The dust particles are each attached both to the enzyme and to light-absorbing dye molecules that are used in some solar cells.
In the presence of an electron-donating buffer solution, the dye absorbs light and releases excited electrons, which then pass to the enzyme. Suitably energised, the hydrogenase then converts hydrogen ions from water molecules into hydrogen gas - just as they would during the bacteria's respiration.
Developing that complete system of water splitting is Reisner and Armstrong's next goal, they say.
The turnover rates for hydrogen gas cycling are comparable with platinum catalysts under certain conditions, so studying the new hydrogenase might inform the "design" of simpler catalysts that are as effective as platinum, but considerably cheaper. source
My comment: Again-nice! This could give a wonderful perspective to solar cells. And that would mean cheap renewables. Enough said, let's see how far they can go.
Scientists read minds with infrared scanFebruary 10th, 2009
Researchers at Canada's largest children's rehabilitation hospital have developed a technique that uses infrared light brain imaging to decode preference - with the goal of ultimately opening the world of choice to children who can't speak or move.
In a study published this month in The Journal of Neural Engineering, Bloorview scientists demonstrate the ability to decode a person's preference for one of two drinks with 80 per cent accuracy by measuring the intensity of near-infrared light absorbed in brain tissue.
"This is the first system that decodes preference naturally from spontaneous thoughts," says Sheena Luu, the University of Toronto PhD student in biomedical engineering who led the study under the supervision of Tom Chau, Canada Research Chair in pediatric rehab engineering.
Most brain-computer interfaces designed to read thoughts require training. The nine adults in Luu's study received no training. Prior to the study they rated eight drinks on a scale of one to five.
Wearing a headband fitted with fibre-optics that emit light into the pre-frontal cortex of the brain, they were shown two drinks on a computer monitor, one after the other, and asked to make a mental decision about which they liked more. "When your brain is active, the oxygen in your blood increases and depending on the concentration, it absorbs more or less light," Luu says. "In some people, their brains are more active when they don't like something, and in some people they're more active when they do like something."

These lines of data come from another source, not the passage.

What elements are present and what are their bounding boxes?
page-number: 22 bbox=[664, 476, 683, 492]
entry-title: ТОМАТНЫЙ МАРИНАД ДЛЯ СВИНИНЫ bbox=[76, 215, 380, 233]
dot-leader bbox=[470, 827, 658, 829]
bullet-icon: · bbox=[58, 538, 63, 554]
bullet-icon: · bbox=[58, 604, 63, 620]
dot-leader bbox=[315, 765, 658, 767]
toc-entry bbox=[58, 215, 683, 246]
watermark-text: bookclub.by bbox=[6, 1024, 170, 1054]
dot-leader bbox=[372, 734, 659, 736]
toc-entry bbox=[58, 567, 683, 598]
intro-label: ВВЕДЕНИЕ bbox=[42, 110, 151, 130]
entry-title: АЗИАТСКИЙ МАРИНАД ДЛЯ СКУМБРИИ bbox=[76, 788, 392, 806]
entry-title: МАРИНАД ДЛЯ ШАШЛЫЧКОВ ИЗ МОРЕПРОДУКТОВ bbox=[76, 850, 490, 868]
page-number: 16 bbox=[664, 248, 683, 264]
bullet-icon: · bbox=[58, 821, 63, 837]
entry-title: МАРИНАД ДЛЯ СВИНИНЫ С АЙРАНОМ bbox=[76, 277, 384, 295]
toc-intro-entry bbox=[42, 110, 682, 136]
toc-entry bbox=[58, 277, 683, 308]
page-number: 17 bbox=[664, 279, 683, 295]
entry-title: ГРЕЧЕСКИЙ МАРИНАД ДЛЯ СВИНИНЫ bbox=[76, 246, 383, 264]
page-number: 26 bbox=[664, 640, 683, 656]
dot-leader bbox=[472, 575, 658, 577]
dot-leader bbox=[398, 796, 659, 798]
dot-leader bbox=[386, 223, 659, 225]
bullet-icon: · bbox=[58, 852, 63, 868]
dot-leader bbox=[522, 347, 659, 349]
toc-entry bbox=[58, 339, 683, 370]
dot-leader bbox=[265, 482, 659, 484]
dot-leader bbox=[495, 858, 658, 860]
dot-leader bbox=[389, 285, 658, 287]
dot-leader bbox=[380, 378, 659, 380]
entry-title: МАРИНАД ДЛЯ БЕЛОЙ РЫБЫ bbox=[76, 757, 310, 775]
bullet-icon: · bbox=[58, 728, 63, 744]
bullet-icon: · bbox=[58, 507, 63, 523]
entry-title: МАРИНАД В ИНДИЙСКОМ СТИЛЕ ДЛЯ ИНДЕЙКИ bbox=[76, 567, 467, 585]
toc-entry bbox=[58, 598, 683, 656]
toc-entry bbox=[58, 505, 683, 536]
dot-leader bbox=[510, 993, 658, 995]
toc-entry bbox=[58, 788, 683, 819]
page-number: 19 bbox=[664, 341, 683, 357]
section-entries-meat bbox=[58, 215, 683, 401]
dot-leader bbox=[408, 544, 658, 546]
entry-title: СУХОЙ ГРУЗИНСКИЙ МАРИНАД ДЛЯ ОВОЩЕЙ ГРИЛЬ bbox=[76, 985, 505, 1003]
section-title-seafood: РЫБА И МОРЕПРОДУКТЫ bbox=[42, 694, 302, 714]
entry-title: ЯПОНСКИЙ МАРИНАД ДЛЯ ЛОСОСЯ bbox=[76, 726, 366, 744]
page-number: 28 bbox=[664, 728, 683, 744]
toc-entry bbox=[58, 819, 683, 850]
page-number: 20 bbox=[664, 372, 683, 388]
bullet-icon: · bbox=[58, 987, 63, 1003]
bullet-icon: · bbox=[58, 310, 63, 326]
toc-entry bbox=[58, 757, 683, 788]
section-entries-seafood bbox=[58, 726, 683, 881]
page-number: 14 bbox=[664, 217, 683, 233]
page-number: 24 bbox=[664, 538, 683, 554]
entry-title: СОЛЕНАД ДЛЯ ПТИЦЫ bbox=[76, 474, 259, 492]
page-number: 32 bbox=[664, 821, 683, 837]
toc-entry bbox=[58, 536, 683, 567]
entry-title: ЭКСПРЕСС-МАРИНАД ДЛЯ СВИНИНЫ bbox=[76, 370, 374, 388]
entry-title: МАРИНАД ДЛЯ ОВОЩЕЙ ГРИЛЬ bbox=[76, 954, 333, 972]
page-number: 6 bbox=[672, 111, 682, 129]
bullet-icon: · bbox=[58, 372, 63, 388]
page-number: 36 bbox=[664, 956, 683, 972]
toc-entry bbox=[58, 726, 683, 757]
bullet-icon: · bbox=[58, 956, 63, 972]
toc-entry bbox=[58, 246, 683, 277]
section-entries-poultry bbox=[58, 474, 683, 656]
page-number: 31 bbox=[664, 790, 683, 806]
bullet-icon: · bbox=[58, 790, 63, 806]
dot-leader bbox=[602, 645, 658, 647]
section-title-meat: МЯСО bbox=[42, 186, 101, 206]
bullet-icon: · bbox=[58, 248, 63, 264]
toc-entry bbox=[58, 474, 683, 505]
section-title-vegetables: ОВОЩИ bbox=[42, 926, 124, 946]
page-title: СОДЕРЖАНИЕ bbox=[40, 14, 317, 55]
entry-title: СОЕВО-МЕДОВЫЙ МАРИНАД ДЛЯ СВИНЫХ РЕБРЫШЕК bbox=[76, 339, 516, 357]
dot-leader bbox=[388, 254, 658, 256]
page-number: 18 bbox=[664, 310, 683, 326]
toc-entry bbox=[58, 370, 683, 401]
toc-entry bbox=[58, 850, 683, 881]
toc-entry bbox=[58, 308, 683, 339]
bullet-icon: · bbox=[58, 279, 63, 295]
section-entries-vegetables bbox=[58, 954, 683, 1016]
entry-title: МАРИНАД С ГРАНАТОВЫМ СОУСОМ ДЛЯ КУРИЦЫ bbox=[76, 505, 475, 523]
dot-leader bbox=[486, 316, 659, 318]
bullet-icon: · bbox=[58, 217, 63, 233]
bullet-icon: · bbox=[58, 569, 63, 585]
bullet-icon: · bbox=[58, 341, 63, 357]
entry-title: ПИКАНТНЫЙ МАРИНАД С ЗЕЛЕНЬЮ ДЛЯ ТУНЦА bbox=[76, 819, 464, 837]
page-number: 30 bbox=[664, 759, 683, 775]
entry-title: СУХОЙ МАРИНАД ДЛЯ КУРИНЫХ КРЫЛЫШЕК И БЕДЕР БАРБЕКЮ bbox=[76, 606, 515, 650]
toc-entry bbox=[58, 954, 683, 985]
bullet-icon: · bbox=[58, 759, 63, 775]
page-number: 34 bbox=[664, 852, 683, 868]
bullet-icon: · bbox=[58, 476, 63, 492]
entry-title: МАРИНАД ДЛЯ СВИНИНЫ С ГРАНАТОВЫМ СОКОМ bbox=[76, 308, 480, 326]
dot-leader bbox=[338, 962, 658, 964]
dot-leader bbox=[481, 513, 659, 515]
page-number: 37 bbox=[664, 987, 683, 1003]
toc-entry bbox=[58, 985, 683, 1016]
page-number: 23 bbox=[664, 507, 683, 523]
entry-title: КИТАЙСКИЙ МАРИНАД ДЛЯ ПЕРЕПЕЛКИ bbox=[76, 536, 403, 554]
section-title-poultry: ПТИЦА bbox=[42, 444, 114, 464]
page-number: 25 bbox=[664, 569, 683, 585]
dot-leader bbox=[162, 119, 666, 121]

After teaching the computer to recognize the unique pattern of brain activity associated with preference for each subject, the researchers accurately predicted which drink the participants liked best 80 per cent of the time.

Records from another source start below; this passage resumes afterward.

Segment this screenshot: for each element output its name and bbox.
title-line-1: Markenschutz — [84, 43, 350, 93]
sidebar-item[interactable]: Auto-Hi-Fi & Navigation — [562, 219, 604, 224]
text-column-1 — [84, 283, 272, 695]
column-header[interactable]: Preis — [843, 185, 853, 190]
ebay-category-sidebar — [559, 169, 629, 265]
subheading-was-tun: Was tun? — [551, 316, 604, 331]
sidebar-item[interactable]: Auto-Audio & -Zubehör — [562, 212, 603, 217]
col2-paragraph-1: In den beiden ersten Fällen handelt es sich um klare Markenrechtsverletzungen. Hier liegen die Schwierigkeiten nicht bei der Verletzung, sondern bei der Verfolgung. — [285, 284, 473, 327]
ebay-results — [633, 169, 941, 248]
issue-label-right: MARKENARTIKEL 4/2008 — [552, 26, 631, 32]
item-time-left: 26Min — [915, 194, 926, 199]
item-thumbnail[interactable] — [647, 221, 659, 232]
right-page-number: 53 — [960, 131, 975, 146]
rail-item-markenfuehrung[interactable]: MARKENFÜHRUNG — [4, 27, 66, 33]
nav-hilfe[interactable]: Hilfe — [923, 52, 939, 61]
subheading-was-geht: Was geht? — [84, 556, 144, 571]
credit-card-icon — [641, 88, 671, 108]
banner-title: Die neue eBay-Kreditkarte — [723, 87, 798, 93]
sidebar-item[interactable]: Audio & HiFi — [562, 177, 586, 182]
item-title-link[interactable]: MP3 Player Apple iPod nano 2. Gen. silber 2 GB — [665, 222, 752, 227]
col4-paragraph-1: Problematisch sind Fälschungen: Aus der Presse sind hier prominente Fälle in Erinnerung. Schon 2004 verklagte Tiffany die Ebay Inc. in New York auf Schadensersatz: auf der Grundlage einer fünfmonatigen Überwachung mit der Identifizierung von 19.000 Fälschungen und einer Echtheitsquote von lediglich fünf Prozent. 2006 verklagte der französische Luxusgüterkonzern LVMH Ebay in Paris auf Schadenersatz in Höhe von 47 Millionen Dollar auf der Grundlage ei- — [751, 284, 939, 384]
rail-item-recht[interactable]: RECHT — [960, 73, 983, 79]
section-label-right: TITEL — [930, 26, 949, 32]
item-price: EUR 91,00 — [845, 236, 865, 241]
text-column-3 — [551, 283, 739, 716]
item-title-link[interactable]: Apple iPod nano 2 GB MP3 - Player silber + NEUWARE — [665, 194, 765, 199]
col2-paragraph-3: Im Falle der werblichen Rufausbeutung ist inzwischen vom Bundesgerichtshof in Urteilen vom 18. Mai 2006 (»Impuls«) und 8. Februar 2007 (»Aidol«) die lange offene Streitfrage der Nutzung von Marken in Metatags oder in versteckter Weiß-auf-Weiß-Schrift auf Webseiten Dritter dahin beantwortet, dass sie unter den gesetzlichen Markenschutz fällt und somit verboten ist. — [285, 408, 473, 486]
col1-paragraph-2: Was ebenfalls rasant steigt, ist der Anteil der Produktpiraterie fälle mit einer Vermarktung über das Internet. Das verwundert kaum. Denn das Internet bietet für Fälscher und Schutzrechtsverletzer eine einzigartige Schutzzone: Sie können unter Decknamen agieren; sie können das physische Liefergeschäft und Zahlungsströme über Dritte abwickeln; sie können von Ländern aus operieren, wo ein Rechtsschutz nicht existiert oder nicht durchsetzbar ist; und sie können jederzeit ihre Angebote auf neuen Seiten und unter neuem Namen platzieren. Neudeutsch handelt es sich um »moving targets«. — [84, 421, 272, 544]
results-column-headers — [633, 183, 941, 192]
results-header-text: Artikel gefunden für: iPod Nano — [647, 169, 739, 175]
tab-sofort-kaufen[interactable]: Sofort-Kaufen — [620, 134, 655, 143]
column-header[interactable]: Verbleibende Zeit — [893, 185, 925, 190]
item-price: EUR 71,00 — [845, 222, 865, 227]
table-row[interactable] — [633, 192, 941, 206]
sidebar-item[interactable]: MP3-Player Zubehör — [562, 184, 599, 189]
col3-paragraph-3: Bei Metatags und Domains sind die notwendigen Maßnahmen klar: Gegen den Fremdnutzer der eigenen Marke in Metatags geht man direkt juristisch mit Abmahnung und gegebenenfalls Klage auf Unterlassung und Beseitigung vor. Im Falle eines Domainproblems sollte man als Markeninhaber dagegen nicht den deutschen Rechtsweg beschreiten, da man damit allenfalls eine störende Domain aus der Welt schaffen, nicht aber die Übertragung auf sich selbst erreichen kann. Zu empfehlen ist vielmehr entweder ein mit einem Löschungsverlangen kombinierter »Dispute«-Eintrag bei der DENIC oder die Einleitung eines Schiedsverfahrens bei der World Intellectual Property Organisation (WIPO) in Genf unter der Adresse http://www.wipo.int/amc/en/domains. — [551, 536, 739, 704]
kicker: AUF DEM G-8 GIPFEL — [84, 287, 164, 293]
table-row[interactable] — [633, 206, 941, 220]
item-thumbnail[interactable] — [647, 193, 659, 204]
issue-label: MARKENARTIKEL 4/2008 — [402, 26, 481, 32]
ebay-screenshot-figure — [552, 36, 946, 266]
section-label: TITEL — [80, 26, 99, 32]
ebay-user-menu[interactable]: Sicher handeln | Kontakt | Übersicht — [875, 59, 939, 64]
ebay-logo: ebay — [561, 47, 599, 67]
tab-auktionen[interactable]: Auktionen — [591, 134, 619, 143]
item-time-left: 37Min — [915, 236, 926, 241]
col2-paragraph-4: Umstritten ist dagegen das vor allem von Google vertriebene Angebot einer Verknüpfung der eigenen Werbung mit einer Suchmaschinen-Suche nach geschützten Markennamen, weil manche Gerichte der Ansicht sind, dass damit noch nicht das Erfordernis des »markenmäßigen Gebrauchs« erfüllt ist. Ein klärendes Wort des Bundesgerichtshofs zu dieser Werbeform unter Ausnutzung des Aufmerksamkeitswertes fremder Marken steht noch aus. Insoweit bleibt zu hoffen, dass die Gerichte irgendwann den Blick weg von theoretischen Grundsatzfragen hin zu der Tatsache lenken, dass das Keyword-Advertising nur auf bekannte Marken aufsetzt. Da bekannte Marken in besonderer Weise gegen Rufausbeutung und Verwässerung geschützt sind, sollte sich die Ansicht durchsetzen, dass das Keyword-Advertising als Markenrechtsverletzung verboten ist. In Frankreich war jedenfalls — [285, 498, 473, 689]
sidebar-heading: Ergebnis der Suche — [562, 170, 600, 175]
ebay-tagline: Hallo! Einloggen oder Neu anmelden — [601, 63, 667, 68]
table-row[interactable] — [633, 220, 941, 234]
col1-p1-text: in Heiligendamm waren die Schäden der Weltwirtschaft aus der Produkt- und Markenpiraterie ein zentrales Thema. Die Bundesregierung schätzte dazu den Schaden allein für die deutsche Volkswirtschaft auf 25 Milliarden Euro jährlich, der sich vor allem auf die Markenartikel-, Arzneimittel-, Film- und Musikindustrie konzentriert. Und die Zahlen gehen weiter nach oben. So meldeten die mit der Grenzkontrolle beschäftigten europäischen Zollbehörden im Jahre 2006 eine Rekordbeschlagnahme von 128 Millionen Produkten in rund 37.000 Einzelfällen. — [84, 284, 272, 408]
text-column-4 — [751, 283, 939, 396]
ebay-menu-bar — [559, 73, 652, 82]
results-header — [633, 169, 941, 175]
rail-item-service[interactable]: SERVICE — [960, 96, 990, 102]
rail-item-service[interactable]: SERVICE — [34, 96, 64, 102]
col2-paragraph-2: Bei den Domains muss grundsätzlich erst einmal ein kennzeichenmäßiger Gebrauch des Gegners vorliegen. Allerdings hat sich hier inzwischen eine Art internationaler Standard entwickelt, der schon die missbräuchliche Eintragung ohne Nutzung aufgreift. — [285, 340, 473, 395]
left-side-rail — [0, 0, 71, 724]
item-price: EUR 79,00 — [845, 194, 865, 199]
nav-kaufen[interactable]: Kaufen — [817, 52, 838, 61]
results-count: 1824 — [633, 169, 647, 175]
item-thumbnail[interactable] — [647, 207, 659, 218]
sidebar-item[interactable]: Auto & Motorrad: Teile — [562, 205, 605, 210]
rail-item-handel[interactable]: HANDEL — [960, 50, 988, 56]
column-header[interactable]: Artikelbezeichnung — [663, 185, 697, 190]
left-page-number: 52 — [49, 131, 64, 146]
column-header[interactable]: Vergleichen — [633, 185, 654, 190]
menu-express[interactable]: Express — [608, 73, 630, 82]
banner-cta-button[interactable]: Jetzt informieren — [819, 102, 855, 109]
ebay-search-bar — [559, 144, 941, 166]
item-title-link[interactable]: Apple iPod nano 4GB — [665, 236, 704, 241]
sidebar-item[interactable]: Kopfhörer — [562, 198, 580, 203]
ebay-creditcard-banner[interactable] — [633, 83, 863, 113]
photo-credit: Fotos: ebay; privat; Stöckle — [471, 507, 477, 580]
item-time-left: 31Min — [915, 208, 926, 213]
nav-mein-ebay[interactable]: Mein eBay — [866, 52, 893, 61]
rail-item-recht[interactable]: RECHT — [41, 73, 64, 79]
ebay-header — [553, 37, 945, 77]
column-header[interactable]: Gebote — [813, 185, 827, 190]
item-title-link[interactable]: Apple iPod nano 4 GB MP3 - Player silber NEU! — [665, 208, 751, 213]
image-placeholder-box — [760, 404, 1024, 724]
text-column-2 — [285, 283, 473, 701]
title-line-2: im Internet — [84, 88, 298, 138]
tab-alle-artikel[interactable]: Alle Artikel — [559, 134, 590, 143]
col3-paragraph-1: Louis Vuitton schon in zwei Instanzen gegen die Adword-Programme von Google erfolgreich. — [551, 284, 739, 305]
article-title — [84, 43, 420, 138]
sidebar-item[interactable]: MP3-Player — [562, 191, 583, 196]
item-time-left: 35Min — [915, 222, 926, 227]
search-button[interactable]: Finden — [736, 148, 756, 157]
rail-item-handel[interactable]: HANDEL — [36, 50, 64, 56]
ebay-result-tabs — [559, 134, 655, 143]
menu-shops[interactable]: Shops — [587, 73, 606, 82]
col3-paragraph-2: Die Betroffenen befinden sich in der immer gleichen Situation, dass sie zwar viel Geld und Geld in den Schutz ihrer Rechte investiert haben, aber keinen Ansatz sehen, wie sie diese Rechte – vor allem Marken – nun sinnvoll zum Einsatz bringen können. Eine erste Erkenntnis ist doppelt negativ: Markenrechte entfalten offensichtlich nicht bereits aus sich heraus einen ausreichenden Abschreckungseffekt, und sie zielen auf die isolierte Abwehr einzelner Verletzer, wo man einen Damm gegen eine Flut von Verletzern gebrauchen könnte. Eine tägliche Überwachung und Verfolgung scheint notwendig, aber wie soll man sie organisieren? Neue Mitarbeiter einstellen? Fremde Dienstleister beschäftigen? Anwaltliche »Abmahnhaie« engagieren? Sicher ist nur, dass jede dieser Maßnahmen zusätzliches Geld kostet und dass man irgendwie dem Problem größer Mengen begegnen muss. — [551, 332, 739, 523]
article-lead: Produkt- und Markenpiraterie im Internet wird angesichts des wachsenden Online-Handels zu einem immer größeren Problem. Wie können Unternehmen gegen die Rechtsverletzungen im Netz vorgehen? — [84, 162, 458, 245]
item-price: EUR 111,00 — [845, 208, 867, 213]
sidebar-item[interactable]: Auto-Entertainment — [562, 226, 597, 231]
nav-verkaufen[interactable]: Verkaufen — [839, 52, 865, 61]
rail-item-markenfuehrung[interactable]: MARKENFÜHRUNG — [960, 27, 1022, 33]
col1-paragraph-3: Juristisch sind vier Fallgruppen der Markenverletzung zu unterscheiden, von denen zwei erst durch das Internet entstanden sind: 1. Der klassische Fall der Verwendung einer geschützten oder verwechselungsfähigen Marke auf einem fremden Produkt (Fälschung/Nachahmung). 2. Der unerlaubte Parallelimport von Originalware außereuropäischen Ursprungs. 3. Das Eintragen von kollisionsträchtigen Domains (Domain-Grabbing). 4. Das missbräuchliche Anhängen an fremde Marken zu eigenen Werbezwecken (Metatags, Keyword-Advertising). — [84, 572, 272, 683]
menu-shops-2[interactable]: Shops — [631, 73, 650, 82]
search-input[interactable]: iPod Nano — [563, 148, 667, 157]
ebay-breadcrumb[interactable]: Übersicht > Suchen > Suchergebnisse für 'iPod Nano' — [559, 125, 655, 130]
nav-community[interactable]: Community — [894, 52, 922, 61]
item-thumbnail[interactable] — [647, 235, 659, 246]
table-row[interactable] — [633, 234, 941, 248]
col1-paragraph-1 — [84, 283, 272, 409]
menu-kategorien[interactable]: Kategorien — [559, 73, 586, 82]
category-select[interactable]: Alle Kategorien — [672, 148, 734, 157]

In future, Luu envisions creating a portable, near-infrared sensor that rests on the forehead and relies on wireless technology, opening up the world of choice to children who can't speak or move.

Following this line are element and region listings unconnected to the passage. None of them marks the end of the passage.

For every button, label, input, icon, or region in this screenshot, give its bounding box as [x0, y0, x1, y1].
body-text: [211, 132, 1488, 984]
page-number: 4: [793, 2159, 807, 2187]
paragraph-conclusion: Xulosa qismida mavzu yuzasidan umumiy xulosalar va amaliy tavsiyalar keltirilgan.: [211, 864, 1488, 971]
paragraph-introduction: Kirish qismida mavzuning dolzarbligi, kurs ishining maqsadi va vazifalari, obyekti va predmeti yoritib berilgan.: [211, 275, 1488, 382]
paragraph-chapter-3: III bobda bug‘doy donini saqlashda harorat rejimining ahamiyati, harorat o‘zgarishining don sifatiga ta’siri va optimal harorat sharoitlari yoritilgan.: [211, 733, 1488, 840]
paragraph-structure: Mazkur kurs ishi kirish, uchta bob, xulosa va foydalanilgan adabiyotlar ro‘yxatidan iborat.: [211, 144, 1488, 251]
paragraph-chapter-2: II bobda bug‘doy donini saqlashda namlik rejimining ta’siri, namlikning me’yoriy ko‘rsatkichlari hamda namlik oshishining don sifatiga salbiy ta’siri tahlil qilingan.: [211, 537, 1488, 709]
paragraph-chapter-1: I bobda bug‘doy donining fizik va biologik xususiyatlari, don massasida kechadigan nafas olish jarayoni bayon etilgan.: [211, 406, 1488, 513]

Luu notes that the brain is too complex to ever allow decoding of a person's random thoughts. "However, if we limit the context - limit the question and available answers, as we have with predicting preference - then mind-reading becomes possible."
More information: http://www.iop.org/EJ/abstract/1741-2552/6/1/016003source
My comment: That is awesome! True, it won't decode all of your thoughts, but it could be the base for interaction between you and a computer. Think of it like this, there are sensors to follow your eyes and with this preference-detector you could "tell" the pc to open a folder or send something or simply answer of questions with "ok" and "cancel'. It's not straight-forward but it's again a preference. That's sooooo exciting!